La sua è una famiglia di contadini, viene dal paese di Gianni Morandi, Monghidoro, quasi al confine fra la Toscana e l’Emilia Romagna. Il nonno partigiano, lui comunista. Ora soffre molto: perché non c’è più la sinistra e perché in campagna non ci sono più le api di una volta
A lei che donne piacciono?
Quelle che si realizzano ma non rinunciano alla femminilità e al modo creativo di vedere il mondo. Mi interessano le combattenti
Sappiamo che aiuta le donne che hanno subito violenze. Anche loro sono combattenti?
Quando una donna prende il telefono e denuncia una violenza è una combattente, non capisco perché chiamarle ancora vittime.
E si occupa anche dei testimoni di giustizia. Ne vuole parlare?

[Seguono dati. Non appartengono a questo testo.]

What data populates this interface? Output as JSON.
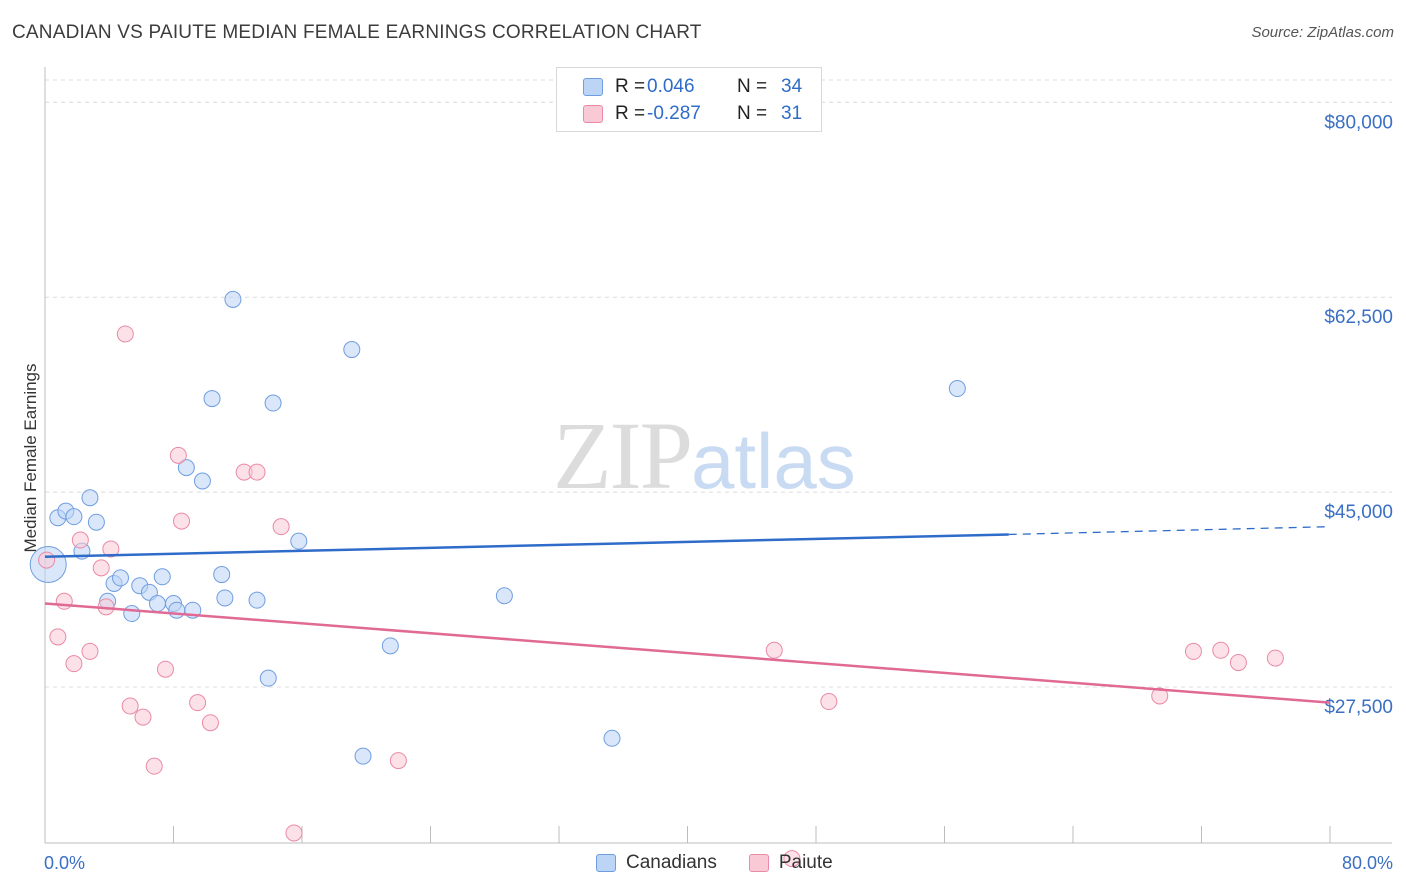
{
  "title": "CANADIAN VS PAIUTE MEDIAN FEMALE EARNINGS CORRELATION CHART",
  "source": "Source: ZipAtlas.com",
  "watermark": {
    "zip": "ZIP",
    "atlas": "atlas"
  },
  "legend": {
    "rows": [
      {
        "r_label": "R =",
        "r_value": "0.046",
        "n_label": "N =",
        "n_value": "34"
      },
      {
        "r_label": "R =",
        "r_value": "-0.287",
        "n_label": "N =",
        "n_value": "31"
      }
    ]
  },
  "bottom_legend": {
    "blue": "Canadians",
    "pink": "Paiute"
  },
  "colors": {
    "blue_fill": "#bcd4f5",
    "blue_stroke": "#6f9ee0",
    "blue_line": "#2f6cc9",
    "pink_fill": "#f9cad6",
    "pink_stroke": "#e98aa6",
    "pink_line": "#e06a93"
  },
  "chart_data": {
    "type": "scatter",
    "title": "CANADIAN VS PAIUTE MEDIAN FEMALE EARNINGS CORRELATION CHART",
    "xlabel": "",
    "ylabel": "Median Female Earnings",
    "xlim": [
      0,
      80
    ],
    "ylim": [
      13500,
      82000
    ],
    "x_tick_labels": [
      "0.0%",
      "80.0%"
    ],
    "y_ticks": [
      {
        "value": 27500,
        "label": "$27,500"
      },
      {
        "value": 45000,
        "label": "$45,000"
      },
      {
        "value": 62500,
        "label": "$62,500"
      },
      {
        "value": 80000,
        "label": "$80,000"
      }
    ],
    "series": [
      {
        "name": "Canadians",
        "points": [
          [
            0.2,
            38500
          ],
          [
            0.8,
            42700
          ],
          [
            1.3,
            43300
          ],
          [
            1.8,
            42800
          ],
          [
            2.3,
            39700
          ],
          [
            2.8,
            44500
          ],
          [
            3.2,
            42300
          ],
          [
            3.9,
            35200
          ],
          [
            4.3,
            36800
          ],
          [
            4.7,
            37300
          ],
          [
            5.4,
            34100
          ],
          [
            5.9,
            36600
          ],
          [
            6.5,
            36000
          ],
          [
            7.0,
            35000
          ],
          [
            7.3,
            37400
          ],
          [
            8.0,
            35000
          ],
          [
            8.2,
            34400
          ],
          [
            9.2,
            34400
          ],
          [
            8.8,
            47200
          ],
          [
            9.8,
            46000
          ],
          [
            10.4,
            53400
          ],
          [
            11.0,
            37600
          ],
          [
            11.2,
            35500
          ],
          [
            11.7,
            62300
          ],
          [
            13.2,
            35300
          ],
          [
            13.9,
            28300
          ],
          [
            14.2,
            53000
          ],
          [
            15.8,
            40600
          ],
          [
            19.1,
            57800
          ],
          [
            19.8,
            21300
          ],
          [
            21.5,
            31200
          ],
          [
            28.6,
            35700
          ],
          [
            35.3,
            22900
          ],
          [
            56.8,
            54300
          ]
        ]
      },
      {
        "name": "Paiute",
        "points": [
          [
            0.1,
            38900
          ],
          [
            0.8,
            32000
          ],
          [
            1.2,
            35200
          ],
          [
            1.8,
            29600
          ],
          [
            2.2,
            40700
          ],
          [
            2.8,
            30700
          ],
          [
            3.5,
            38200
          ],
          [
            3.8,
            34700
          ],
          [
            4.1,
            39900
          ],
          [
            5.0,
            59200
          ],
          [
            5.3,
            25800
          ],
          [
            6.1,
            24800
          ],
          [
            6.8,
            20400
          ],
          [
            7.5,
            29100
          ],
          [
            8.3,
            48300
          ],
          [
            8.5,
            42400
          ],
          [
            9.5,
            26100
          ],
          [
            10.3,
            24300
          ],
          [
            12.4,
            46800
          ],
          [
            13.2,
            46800
          ],
          [
            14.7,
            41900
          ],
          [
            15.5,
            14400
          ],
          [
            22.0,
            20900
          ],
          [
            45.4,
            30800
          ],
          [
            46.5,
            12100
          ],
          [
            48.8,
            26200
          ],
          [
            69.4,
            26700
          ],
          [
            71.5,
            30700
          ],
          [
            73.2,
            30800
          ],
          [
            74.3,
            29700
          ],
          [
            76.6,
            30100
          ]
        ]
      }
    ],
    "trend_lines": [
      {
        "series": "Canadians",
        "x": [
          0,
          60
        ],
        "y": [
          39200,
          41200
        ],
        "dashed_extension": {
          "x": [
            60,
            80
          ],
          "y": [
            41200,
            41900
          ]
        }
      },
      {
        "series": "Paiute",
        "x": [
          0,
          80
        ],
        "y": [
          35000,
          26100
        ]
      }
    ]
  }
}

Volentieri, è un pensiero e un progetto che mi tiene sveglia la notte. Sto girando un documentario sulle persone che sono state testimoni di crimini di mafia o camorra e che si sono esposte raccontando quello che hanno visto. Casi difficili, alcun drammatici, molti dimenticati. Parliamo tanto di legalità, in questo paese, e poi chi ce l’ha davvero viene abbandonato al suo destino.
Fa tutto da sola?
Con un operatore, la Regione Toscana mi ha promesso dei finanziamenti ma se non arrivano pagherò con i miei soldi. Faccio Distretto di polizia proprio per fare quello che mi piace
E il teatro?
Continuo. Ora porto in giro “Articolo femminile”, leggo e interpreto ritratti di donne che hanno combattuto
Ma le piacerebbe condurre un programma televisivo?
Eccome. Starei ore e ore a dire belle cose alla gente. C’è niente di meglio?